I also tried to reproduce your other issue that it crashes. I personally don't really understand why it would hang in one situation and crash in another. And with python pwb.py replace.py -regex '(?s)^(.*)$' "{{యాంత్రిక అనువాదం}}\1" -simulate -lang:te -family:wikipedia -page:Main\ Page -page:'user:Arjunaraoc/sandbox_https://phabricator.wikimedia.org/T99032' -debug -v -log I first get asked about the Main Page (and that works) and then it hangs again. So either is the crash related to something else or it's not simply triggered by a replacement before (it should be noted that I didn't saved the changes (apart from the fact that I was using simulation mode)).

It seems to be related to replaceExcept or at least in my tests and in the original post the traceback ends (or starts) in replaceExcept. And it might be related to the fact that you try to match everything and maybe it uses certain exceptions which have a problem with that. Anyway with that command it's reproducible so it's easier to look into.

And regarding my patch, you need to download it in order to have the “features” from it as it hasn't been merged.
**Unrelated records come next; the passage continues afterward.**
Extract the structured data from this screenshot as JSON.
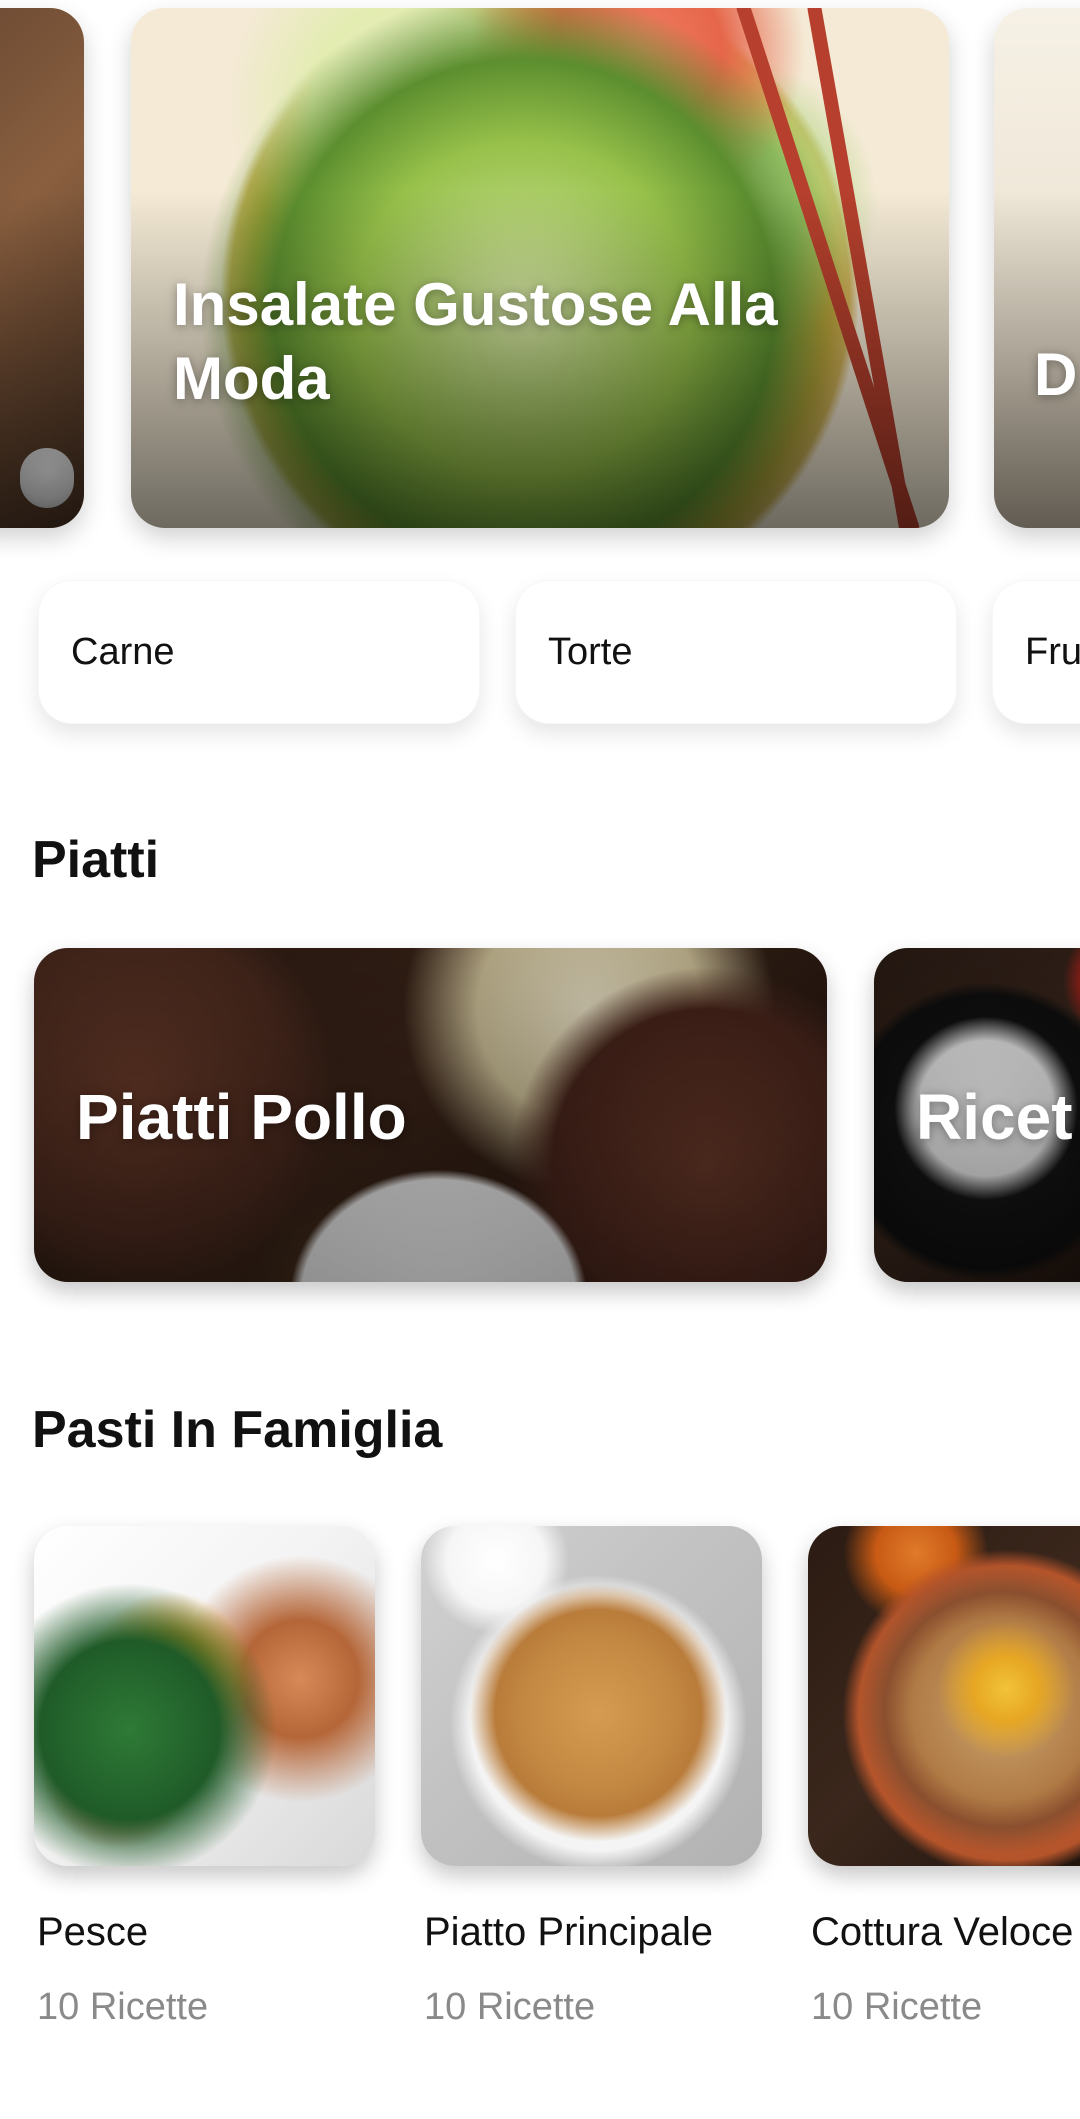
{
  "featured": [
    {
      "title": ""
    },
    {
      "title": "Insalate Gustose Alla Moda"
    },
    {
      "title": "D"
    }
  ],
  "categories": [
    {
      "label": "Carne"
    },
    {
      "label": "Torte"
    },
    {
      "label": "Fru"
    }
  ],
  "sections": {
    "dishes_title": "Piatti",
    "family_title": "Pasti In Famiglia"
  },
  "dishes": [
    {
      "title": "Piatti Pollo"
    },
    {
      "title": "Ricet"
    }
  ],
  "family_meals": [
    {
      "name": "Pesce",
      "count": "10 Ricette"
    },
    {
      "name": "Piatto Principale",
      "count": "10 Ricette"
    },
    {
      "name": "Cottura Veloce",
      "count": "10 Ricette"
    }
  ]
}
And it should only fix the order in which the bot works on the pages. If it also fixed your issues in this bug report you should tell us how you downloaded that patch. Because with that patch my computer hangs too.

XZise renamed this task from pywikibot replace.py hangs for any operation from linux/windows. to pywikibot replace.py hangs on certain conditions.May 23 2015, 5:10 PM
XZise updated the task description. (Show Details)
XZise set Security to None.

Ah! In the first sandbox page is \0 and replaceExcept searches for backslash+number to replace that with the group (like you did with {{...}}\1 but this time it's part of the text. As far as I can see the first time it works fine and it generates {{...}}REST OF PAGE and then (for some reason) it searches in the new result for eventual references again and then finds \0. And that code is an infinite loop unless it doesn't find any references again: https://git.wikimedia.org/blob/pywikibot%2Fcore.git/7f50b4ed6bdf27e7e29e6de0c3cf7999d267337e/pywikibot%2Ftextlib.py#L299

I might have a solution so before someone else wastes their time I just claim it for now.

Change 212978 had a related patch set uploaded (by XZise):
[FIX] replaceExcept: Replace references iteratively

https://gerrit.wikimedia.org/r/212978

Change 212978 merged by jenkins-bot:
[FIX] replaceExcept: Replace references iteratively

https://gerrit.wikimedia.org/r/212978

Is this fixed now, or are there other known corner cases?

I've added quite a few corner cases to the tests so I don't think this has not been resolved.